New applications for U.S. unemployment benefits fell unexpectedly last week to the lowest level since mid-February, signaling the job market remains tight even as broader economic headwinds build.
Initial jobless claims declined by 13,000 to 216,000 in the week ended September 2, the Labor Department reported Thursday. That was below economist forecasts for a rise to 234,000 and marked the fourth straight week of declines.
Continuing claims, which track ongoing unemployment, also dropped to 1.679 million for the week ended August 26. That was the lowest point since mid-July.
The downward trend in both initial and continuing claims points to ongoing resilience in the labor market amid strong employer demand for workers.
There are some emerging signs of softness, however. The unemployment rate ticked higher to 3.8% in August as labor force participation increased. Job growth also moderated in the latest month, though remains healthy.

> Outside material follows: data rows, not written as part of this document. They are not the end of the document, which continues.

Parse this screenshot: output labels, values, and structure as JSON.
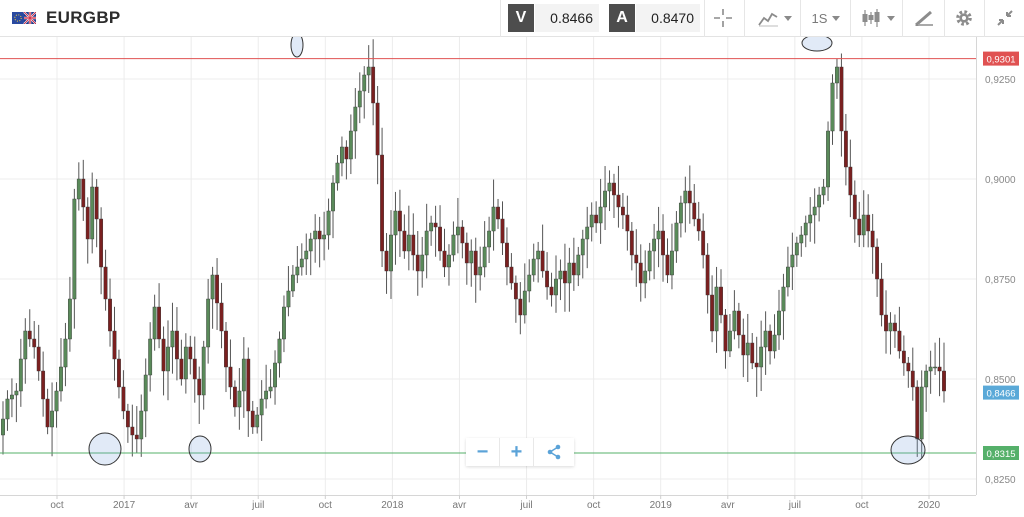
{
  "header": {
    "flag_icon": "eu-uk-flag-icon",
    "symbol": "EURGBP",
    "sell_label": "V",
    "sell_price": "0.8466",
    "buy_label": "A",
    "buy_price": "0.8470",
    "crosshair_icon": "crosshair-icon",
    "chart_type_icon": "line-chart-icon",
    "timeframe": "1S",
    "candle_icon": "candlestick-icon",
    "draw_icon": "drawing-tools-icon",
    "settings_icon": "gear-icon",
    "collapse_icon": "collapse-icon"
  },
  "navigation": {
    "zoom_out": "−",
    "zoom_in": "+",
    "share_icon": "share-icon"
  },
  "colors": {
    "bull": "#5a8a5a",
    "bear": "#7a2020",
    "resistance": "#e05252",
    "support": "#55b06a",
    "current": "#5aa9d8"
  },
  "chart_data": {
    "type": "candlestick",
    "ylim": [
      0.821,
      0.9355
    ],
    "y_ticks": [
      "0,8250",
      "0,8500",
      "0,8750",
      "0,9000",
      "0,9250"
    ],
    "x_ticks": [
      "oct",
      "2017",
      "avr",
      "juil",
      "oct",
      "2018",
      "avr",
      "juil",
      "oct",
      "2019",
      "avr",
      "juil",
      "oct",
      "2020"
    ],
    "resistance_label": "0,9301",
    "resistance_value": 0.9301,
    "current_label": "0,8466",
    "current_value": 0.8466,
    "support_label": "0,8315",
    "support_value": 0.8315,
    "series_close": [
      0.84,
      0.845,
      0.846,
      0.847,
      0.855,
      0.862,
      0.86,
      0.858,
      0.852,
      0.845,
      0.838,
      0.842,
      0.847,
      0.853,
      0.86,
      0.87,
      0.895,
      0.9,
      0.893,
      0.885,
      0.898,
      0.89,
      0.878,
      0.87,
      0.862,
      0.855,
      0.848,
      0.842,
      0.838,
      0.836,
      0.835,
      0.842,
      0.851,
      0.86,
      0.868,
      0.86,
      0.852,
      0.858,
      0.862,
      0.855,
      0.85,
      0.858,
      0.855,
      0.85,
      0.846,
      0.858,
      0.87,
      0.876,
      0.869,
      0.862,
      0.853,
      0.848,
      0.843,
      0.847,
      0.855,
      0.842,
      0.838,
      0.841,
      0.845,
      0.847,
      0.848,
      0.854,
      0.86,
      0.868,
      0.872,
      0.876,
      0.878,
      0.88,
      0.882,
      0.885,
      0.887,
      0.885,
      0.886,
      0.892,
      0.899,
      0.904,
      0.908,
      0.905,
      0.912,
      0.918,
      0.922,
      0.926,
      0.928,
      0.919,
      0.906,
      0.882,
      0.877,
      0.886,
      0.892,
      0.887,
      0.882,
      0.886,
      0.881,
      0.877,
      0.881,
      0.887,
      0.889,
      0.888,
      0.882,
      0.878,
      0.881,
      0.886,
      0.888,
      0.884,
      0.879,
      0.882,
      0.876,
      0.878,
      0.883,
      0.887,
      0.893,
      0.89,
      0.884,
      0.878,
      0.874,
      0.87,
      0.866,
      0.872,
      0.876,
      0.88,
      0.882,
      0.877,
      0.873,
      0.871,
      0.875,
      0.877,
      0.874,
      0.879,
      0.876,
      0.881,
      0.885,
      0.888,
      0.891,
      0.889,
      0.893,
      0.897,
      0.899,
      0.896,
      0.893,
      0.891,
      0.887,
      0.881,
      0.879,
      0.874,
      0.877,
      0.882,
      0.885,
      0.887,
      0.881,
      0.876,
      0.882,
      0.889,
      0.894,
      0.897,
      0.894,
      0.89,
      0.887,
      0.881,
      0.871,
      0.862,
      0.873,
      0.866,
      0.857,
      0.862,
      0.867,
      0.861,
      0.856,
      0.859,
      0.854,
      0.853,
      0.858,
      0.862,
      0.857,
      0.861,
      0.867,
      0.873,
      0.878,
      0.881,
      0.884,
      0.886,
      0.889,
      0.891,
      0.893,
      0.896,
      0.898,
      0.912,
      0.924,
      0.928,
      0.912,
      0.903,
      0.896,
      0.89,
      0.886,
      0.891,
      0.887,
      0.883,
      0.875,
      0.866,
      0.862,
      0.864,
      0.862,
      0.857,
      0.854,
      0.852,
      0.848,
      0.835,
      0.848,
      0.852,
      0.853,
      0.853,
      0.852,
      0.847
    ]
  }
}
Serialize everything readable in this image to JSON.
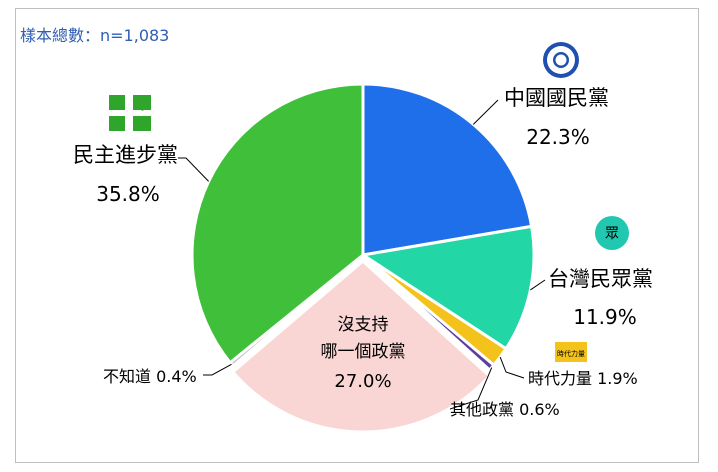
{
  "sample_text": "樣本總數：n=1,083",
  "colors": {
    "kmt": "#1f6fea",
    "tpp": "#22d6a6",
    "npp": "#f3c21b",
    "other": "#5a3fa0",
    "none": "#f9d6d4",
    "unknown": "#b8b8b8",
    "dpp": "#3fbf3a",
    "leader": "#000000"
  },
  "icons": {
    "kmt": "kmt-sun-logo-icon",
    "tpp": "tpp-logo-icon",
    "npp": "new-power-party-logo-icon",
    "dpp": "dpp-taiwan-logo-icon"
  },
  "chart_data": {
    "type": "pie",
    "slices": [
      {
        "name": "中國國民黨",
        "value": 22.3,
        "label": "22.3%"
      },
      {
        "name": "台灣民眾黨",
        "value": 11.9,
        "label": "11.9%"
      },
      {
        "name": "時代力量",
        "value": 1.9,
        "label": "1.9%"
      },
      {
        "name": "其他政黨",
        "value": 0.6,
        "label": "0.6%"
      },
      {
        "name": "沒支持哪一個政黨",
        "value": 27.0,
        "label": "27.0%"
      },
      {
        "name": "不知道",
        "value": 0.4,
        "label": "0.4%"
      },
      {
        "name": "民主進步黨",
        "value": 35.8,
        "label": "35.8%"
      }
    ],
    "labels": {
      "kmt_name": "中國國民黨",
      "kmt_value": "22.3%",
      "tpp_name": "台灣民眾黨",
      "tpp_value": "11.9%",
      "npp_text": "時代力量 1.9%",
      "other_text": "其他政黨 0.6%",
      "none_line1": "沒支持",
      "none_line2": "哪一個政黨",
      "none_value": "27.0%",
      "unknown_text": "不知道 0.4%",
      "dpp_name": "民主進步黨",
      "dpp_value": "35.8%",
      "tpp_logo_text": "眾",
      "npp_logo_text": "時代力量"
    }
  }
}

Worker productivity rebounded at a 3.5% annualized pace in the second quarter, the fastest rise since 2020. Moderating labor cost growth could also help the Federal Reserve combat high inflation.
While jobless claims remain near historic lows, economists will keep a close eye on any notable changes that could indicate potential layoffs, although the Federal Reserve has recently taken a more measured approach to rate hikes aimed at moderating economic demand.
Currently, the most recent data confirms a remarkably robust job market, despite concerns about inflation and slowing growth. This resilience provides hope that any potential economic downturn in the future might be less severe than previously anticipated.